화학공학소재연구정보센터
Chemical Engineering Research & Design, Vol.80, No.1, 31-44, 2002
A mixing-based design methodology for continuous oscillatory flow reactors
Oscillatory flow reactors (OFR) have been actively developed over the last fifteen years at a number of UK universities, including the department of Chemical Engineering, University of Cambridge. OFRs exploit the uniform and efficient vortex mixing that can be achieved when an oscillatory fluid motion interacts with orifice plate baffles in a tube. One particularly advantageous application area that has been investigated is for performing 'long' (usually over 10 minutes) reactions in configurations which are substantially more compact than batch reactors, and which have substantially smaller length to diameter ratios than conventional tubular reactors. The development of OFRs is at a stage where laboratory and pilot scale feasibility is proven, but where no design methodology exists to implement the OFR on a production scale.

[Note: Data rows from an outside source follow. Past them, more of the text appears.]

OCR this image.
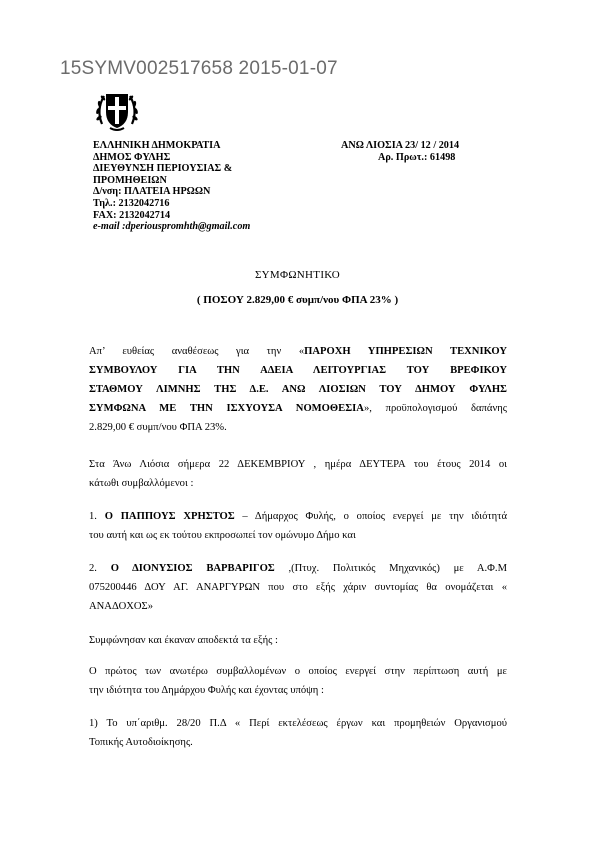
15SYMV002517658 2015-01-07
ΕΛΛΗΝΙΚΗ ΔΗΜΟΚΡΑΤΙΑ
ΔΗΜΟΣ ΦΥΛΗΣ
ΔΙΕΥΘΥΝΣΗ ΠΕΡΙΟΥΣΙΑΣ &
ΠΡΟΜΗΘΕΙΩΝ
Δ/νση: ΠΛΑΤΕΙΑ ΗΡΩΩΝ
Τηλ.: 2132042716
FAX: 2132042714
e-mail :dperiouspromhth@gmail.com
ΑΝΩ ΛΙΟΣΙΑ 23/ 12 / 2014
Αρ. Πρωτ.: 61498
ΣΥΜΦΩΝΗΤΙΚΟ
( ΠΟΣΟΥ 2.829,00 € συμπ/νου ΦΠΑ 23% )
Απ’ ευθείας αναθέσεως για την «ΠΑΡΟΧΗ ΥΠΗΡΕΣΙΩΝ ΤΕΧΝΙΚΟΥ
ΣΥΜΒΟΥΛΟΥ ΓΙΑ ΤΗΝ ΑΔΕΙΑ ΛΕΙΤΟΥΡΓΙΑΣ ΤΟΥ ΒΡΕΦΙΚΟΥ
ΣΤΑΘΜΟΥ ΛΙΜΝΗΣ ΤΗΣ Δ.Ε. ΑΝΩ ΛΙΟΣΙΩΝ ΤΟΥ ΔΗΜΟΥ ΦΥΛΗΣ
ΣΥΜΦΩΝΑ ΜΕ ΤΗΝ ΙΣΧΥΟΥΣΑ ΝΟΜΟΘΕΣΙΑ», προϋπολογισμού δαπάνης
2.829,00 € συμπ/νου ΦΠΑ 23%.
Στα Άνω Λιόσια σήμερα 22 ΔΕΚΕΜΒΡΙΟΥ , ημέρα ΔΕΥΤΕΡΑ του έτους 2014 οι
κάτωθι συμβαλλόμενοι :
1. Ο ΠΑΠΠΟΥΣ ΧΡΗΣΤΟΣ – Δήμαρχος Φυλής, ο οποίος ενεργεί με την ιδιότητά
του αυτή και ως εκ τούτου εκπροσωπεί τον ομώνυμο Δήμο και
2. Ο ΔΙΟΝΥΣΙΟΣ ΒΑΡΒΑΡΙΓΟΣ ,(Πτυχ. Πολιτικός Μηχανικός) με Α.Φ.Μ
075200446 ΔΟΥ ΑΓ. ΑΝΑΡΓΥΡΩΝ που στο εξής χάριν συντομίας θα ονομάζεται «
ΑΝΑΔΟΧΟΣ»
Συμφώνησαν και έκαναν αποδεκτά τα εξής :
Ο πρώτος των ανωτέρω συμβαλλομένων ο οποίος ενεργεί στην περίπτωση αυτή με
την ιδιότητα του Δημάρχου Φυλής και έχοντας υπόψη :
1) Το υπ΄αριθμ. 28/20 Π.Δ « Περί εκτελέσεως έργων και προμηθειών Οργανισμού
Τοπικής Αυτοδιοίκησης.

In this paper, one such methodology is presented, based on research done over the last four years to develop specific applications for OFRs. The design method is based on a shell-and-tube configuration, whereby a series of standard tube diameters are chosen, and the tube-side steady flow (throughput) and oscillatory mixing conditions are chosen to ensure optimal mixing conditions. The scale-up principle is one of maintaining the same geometric ratios as laboratory scale devices, and ensuring similar values for the oscillatory and net flow Reynolds numbers. Following this protocol should ensure an optimal design, with a near plug flow RTD, efficient heat and mass transfer, effective dispersion (in multi-phase systems) and minimization of power dissipation. Once these criteria have been applied, the reactor is sized on the basis of required residence time, which then fixes the maximum throughput and length for each tube diameter. A choice is then made for the final configuration, based on the throughput requirement, the criteria mentioned above and practical considerations. This method is applied to two industrial case studies, and details are given of feasible designs for full-scale reactors using information front pilot studies already performed.